Using that line of thinking, millions of nonunion Americans who have had both wages and benefits cut ought to be served up their own secretly negotiated, never-broadcast-on-C-SPAN, health-care reform deal of the week.
Back in 2008, candidate Obama promised that he would return fair play to Washington, D.C. He talked of transforming the process of government — ending secret deals and kicking lobbyists out of the inner circle. Most of all, he vowed to restore the ideal of Americans working together to solve problems.
Obama has failed to heed his own words. In his zeal to achieve the noble goal of health reform, he has abandoned the platform that carried him to victory.
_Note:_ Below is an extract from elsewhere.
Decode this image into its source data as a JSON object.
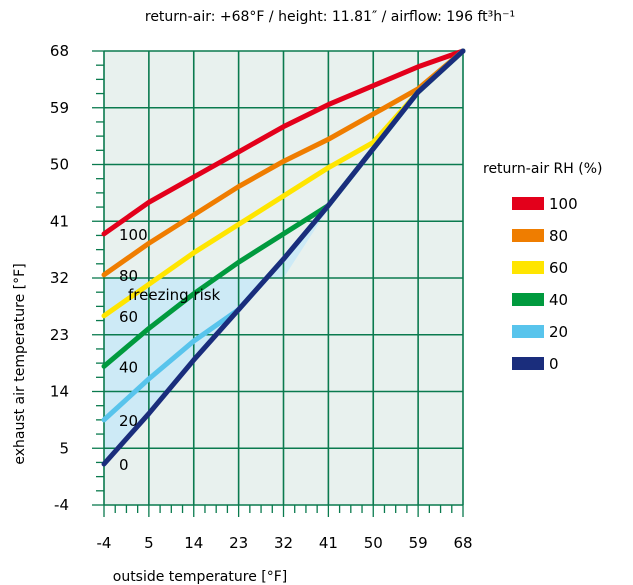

Yes, many Republican leaders have put up formidable obstacles and are willing to sacrifice American success for partisan victory. But Obama — his ears deaf to the hopes and fears of the people — is chiefly responsible for continuing the business-as-usual politics that is fraying the fabric of this country.
A wise leader recognizes when he's off course and corrects his heading. For Obama, this means recognizing that when Blue Dog Democrats are fighting for their political lives and only 35% of Americans surveyed by the Quinnipiac poll approve of his handling of health care, there is little voter appetite for bigger, costlier, favor-laden government.
Obama should call a timeout on health care and start over. Address the two big problems — the high costs run up by uninsured Americans who get health care in emergency rooms, and the denial of insurance to people with pre-existing conditions. Then, incrementally address the other health-care insurance problems.
Most of all, the president should go back, read his speeches and stick to his promises. Maybe take a trip to Nebraska.
Right now, — on everything from the economy to health care to back-room government — he looks like the old boss to a nation that's tired of being fooled, again.